Ist das Europa, in dem wir heute leben, wirklich so marode und unsicher?

Militärbündnisse, seien sie auch noch so „erweitert“ und prächtig, geben keine Garantie für den Frieden. Das Engagement der USA in Vietnam und Laos oder das sowjetische in Afghanistan zeigen, zu welchen Katastrophen „gerechte“ Kriege führen, ohne auch nur den Hauch einer tragbaren Lösung anzubieten. Sie zeigen auch, dass jedes Militärengagement plötzlich aufgegeben werden kann. Den Preis zahlen die Menschen vor Ort. Die Jahrzehnte des relativen Friedens in Europa sind meiner Meinung nach nicht auf die Stabilität unserer Nationalstaaten mit ihren aktuellen Grenzen und politischen Ordnungen zurückzuführen. Vielmehr war die bipolare Welt des Kalten Krieges eine besondere Machtkonstellation, deren Interessen dieser Frieden diente.

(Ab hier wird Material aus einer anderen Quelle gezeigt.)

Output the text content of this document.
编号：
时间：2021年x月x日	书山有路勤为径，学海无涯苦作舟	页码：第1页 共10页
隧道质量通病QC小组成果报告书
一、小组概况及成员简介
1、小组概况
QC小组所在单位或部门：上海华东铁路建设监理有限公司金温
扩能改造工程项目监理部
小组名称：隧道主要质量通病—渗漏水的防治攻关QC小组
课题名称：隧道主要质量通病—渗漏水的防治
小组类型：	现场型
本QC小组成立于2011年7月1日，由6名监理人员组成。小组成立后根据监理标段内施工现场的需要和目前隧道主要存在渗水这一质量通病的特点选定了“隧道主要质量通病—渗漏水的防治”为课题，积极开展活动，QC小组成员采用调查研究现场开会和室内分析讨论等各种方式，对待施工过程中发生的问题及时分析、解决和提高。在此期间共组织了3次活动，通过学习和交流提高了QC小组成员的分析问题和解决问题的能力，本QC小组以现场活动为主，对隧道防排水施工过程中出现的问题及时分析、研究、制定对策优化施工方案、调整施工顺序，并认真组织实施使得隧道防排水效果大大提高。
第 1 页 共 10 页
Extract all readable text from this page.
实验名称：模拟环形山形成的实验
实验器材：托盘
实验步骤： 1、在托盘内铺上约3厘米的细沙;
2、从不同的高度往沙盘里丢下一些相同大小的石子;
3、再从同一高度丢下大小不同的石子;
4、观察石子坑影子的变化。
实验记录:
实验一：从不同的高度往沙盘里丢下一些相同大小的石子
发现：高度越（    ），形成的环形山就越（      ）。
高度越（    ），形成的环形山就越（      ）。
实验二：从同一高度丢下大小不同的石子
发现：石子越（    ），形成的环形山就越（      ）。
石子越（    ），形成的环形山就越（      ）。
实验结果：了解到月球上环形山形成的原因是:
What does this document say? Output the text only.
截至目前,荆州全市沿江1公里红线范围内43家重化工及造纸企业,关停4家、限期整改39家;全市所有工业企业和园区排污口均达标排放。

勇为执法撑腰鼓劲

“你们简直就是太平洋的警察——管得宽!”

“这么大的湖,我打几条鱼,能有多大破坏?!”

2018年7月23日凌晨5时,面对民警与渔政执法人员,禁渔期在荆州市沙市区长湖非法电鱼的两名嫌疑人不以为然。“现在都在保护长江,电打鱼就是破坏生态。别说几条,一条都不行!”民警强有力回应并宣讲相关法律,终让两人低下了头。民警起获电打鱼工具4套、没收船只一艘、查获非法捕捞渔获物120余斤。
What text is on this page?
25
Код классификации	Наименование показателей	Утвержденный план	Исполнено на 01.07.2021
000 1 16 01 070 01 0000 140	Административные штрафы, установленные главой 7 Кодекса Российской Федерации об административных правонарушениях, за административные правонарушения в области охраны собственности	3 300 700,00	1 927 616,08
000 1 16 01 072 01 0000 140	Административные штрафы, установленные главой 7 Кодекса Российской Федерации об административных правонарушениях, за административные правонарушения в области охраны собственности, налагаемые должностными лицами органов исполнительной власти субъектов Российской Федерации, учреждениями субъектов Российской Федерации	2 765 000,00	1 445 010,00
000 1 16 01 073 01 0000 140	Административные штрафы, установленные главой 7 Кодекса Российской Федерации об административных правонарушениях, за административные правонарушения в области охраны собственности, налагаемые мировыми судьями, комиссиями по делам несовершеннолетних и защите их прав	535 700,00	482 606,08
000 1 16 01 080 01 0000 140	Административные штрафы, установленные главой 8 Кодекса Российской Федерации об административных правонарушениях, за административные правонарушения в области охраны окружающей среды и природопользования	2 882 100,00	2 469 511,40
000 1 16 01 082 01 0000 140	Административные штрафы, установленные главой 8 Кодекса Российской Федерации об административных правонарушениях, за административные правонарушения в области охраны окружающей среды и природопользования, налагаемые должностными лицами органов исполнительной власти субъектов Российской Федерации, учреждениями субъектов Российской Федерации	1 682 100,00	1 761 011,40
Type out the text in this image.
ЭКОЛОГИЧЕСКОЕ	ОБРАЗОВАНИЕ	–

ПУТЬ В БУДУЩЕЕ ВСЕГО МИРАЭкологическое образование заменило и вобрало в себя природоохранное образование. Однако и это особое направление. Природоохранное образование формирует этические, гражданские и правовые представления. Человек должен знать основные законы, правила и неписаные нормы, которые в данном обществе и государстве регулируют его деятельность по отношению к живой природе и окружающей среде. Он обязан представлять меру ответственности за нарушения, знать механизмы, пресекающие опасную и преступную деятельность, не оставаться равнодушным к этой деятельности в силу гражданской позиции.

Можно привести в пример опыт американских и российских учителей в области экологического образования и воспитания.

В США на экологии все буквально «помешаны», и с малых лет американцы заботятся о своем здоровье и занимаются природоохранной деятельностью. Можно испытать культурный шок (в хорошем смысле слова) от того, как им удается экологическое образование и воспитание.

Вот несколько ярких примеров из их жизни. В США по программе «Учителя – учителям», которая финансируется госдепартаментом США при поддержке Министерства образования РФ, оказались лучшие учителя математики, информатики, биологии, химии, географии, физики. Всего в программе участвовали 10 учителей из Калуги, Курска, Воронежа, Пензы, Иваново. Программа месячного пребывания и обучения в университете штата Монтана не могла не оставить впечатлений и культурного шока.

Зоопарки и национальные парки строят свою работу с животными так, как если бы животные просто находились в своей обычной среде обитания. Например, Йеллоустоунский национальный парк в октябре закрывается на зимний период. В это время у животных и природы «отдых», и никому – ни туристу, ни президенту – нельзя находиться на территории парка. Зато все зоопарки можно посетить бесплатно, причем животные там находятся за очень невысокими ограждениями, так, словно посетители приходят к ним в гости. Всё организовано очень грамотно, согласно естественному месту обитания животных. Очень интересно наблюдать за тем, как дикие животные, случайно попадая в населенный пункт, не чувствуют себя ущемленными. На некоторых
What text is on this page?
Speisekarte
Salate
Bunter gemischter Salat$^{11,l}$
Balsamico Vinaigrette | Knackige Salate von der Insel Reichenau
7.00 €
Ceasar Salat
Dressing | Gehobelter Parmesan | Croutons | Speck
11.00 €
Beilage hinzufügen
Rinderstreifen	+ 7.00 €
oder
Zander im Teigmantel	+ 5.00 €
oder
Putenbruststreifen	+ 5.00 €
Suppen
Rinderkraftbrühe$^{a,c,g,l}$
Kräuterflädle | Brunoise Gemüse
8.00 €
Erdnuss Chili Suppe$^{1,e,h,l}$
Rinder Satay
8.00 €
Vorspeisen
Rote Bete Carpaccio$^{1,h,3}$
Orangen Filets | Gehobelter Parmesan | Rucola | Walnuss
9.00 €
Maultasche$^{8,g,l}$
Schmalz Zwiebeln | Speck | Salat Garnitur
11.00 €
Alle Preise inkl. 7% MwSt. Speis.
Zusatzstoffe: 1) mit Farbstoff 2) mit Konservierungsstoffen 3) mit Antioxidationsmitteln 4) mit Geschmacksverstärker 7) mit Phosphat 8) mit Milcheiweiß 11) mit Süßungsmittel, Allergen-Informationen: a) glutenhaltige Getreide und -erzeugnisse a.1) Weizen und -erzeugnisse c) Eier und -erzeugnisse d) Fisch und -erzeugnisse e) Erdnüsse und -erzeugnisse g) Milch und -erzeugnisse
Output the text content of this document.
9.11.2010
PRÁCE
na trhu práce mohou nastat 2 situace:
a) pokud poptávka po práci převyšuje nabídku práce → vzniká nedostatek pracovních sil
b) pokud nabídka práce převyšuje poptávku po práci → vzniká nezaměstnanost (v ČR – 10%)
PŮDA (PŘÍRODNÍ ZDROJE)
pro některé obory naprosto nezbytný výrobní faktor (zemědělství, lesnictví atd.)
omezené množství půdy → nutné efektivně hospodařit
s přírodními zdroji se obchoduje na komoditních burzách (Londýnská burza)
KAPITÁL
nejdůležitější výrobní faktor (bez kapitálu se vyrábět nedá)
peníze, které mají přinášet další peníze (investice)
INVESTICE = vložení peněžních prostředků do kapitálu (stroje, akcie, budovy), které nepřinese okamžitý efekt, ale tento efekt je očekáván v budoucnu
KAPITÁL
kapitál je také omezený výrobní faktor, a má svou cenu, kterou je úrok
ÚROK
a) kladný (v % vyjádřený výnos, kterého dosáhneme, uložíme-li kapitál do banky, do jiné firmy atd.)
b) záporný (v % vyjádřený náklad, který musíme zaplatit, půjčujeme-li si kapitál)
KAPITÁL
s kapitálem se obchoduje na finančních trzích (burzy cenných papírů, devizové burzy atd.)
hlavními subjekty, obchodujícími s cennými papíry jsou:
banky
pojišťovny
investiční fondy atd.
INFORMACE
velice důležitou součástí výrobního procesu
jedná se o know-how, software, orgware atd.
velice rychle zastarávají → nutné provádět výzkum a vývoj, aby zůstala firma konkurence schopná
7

Und wenn es darauf ankam, wurde er mithilfe durchaus undemokratischer Mittel gewahrt. Ab 1989 war das nicht mehr aktuell. Und plötzlich kam zum Vorschein, dass unsere Staaten an und für sich nicht unbedingt dafür gemacht sind, gute Nachbarschaften zu pflegen und den Frieden zu fördern. Die Balkankriege, die regionalen Spannungen in Spanien oder in Italien, die Wahlerfolge der Populisten, die Konflikte in Georgien oder in der Ukraine sind nur ein paar Beispiele von vielen, von der Levante und Nordafrika ganz zu schweigen. Indem wir versuchen, krampfhaft an der genannten Ordnung festzuhalten, machen wir uns etwas vor. Wir kämpfen nämlich nicht für Gerechtigkeit und Frieden. Vielmehr hängen wir an einer maroden geopolitischen Ordnung fest, die sich letztlich nach der machtpolitischen Konstellation des Kalten Krieges sehnt.

Weder ist diese Ordnung den Herausforderungen der globalen Welt von heute gewachsen, noch fördert sie das Wohlergehen der Bürger. Vielmehr bringt sie Unheil. Wir mutieren zu vergreisten Verwaltern einer angeschlagenen Erbschaft, die für eine Welt zugeschnitten war, die es nicht mehr gibt. Wenn wir den Kalten Krieg nicht einfach nur mit denselben oder auch mit anderen Akteuren reproduzieren wollen – China steht ja in den Startlöchern –, brauchen wir dringend einen Neustart. EUtopie bedeutet auf Griechisch „ein guter Ort“. EUtopie fängt mit Grundsatzfragen an. Zum Beispiel nach dem Sinn der heutigen Grenzen in Europa. EUtopie ist ein Aufruf, Europa neu zu verhandeln, mit allen Beteiligten und partizipatorisch. Und es ist auch ein Appell an die Politiker: Sollen sie endlich aufhören, nur Brände zu löschen, sondern den Mut haben, eine bessere Welt zu schaffen, im Hinblick auf das Wohlergehen ihrer Bürger.

Dieses Gespräch wurde in seiner litauischen Fassung in der Zeitung „Suvalkietis“ veröffentlicht, das Gespräch führte Algis Vaškevičius.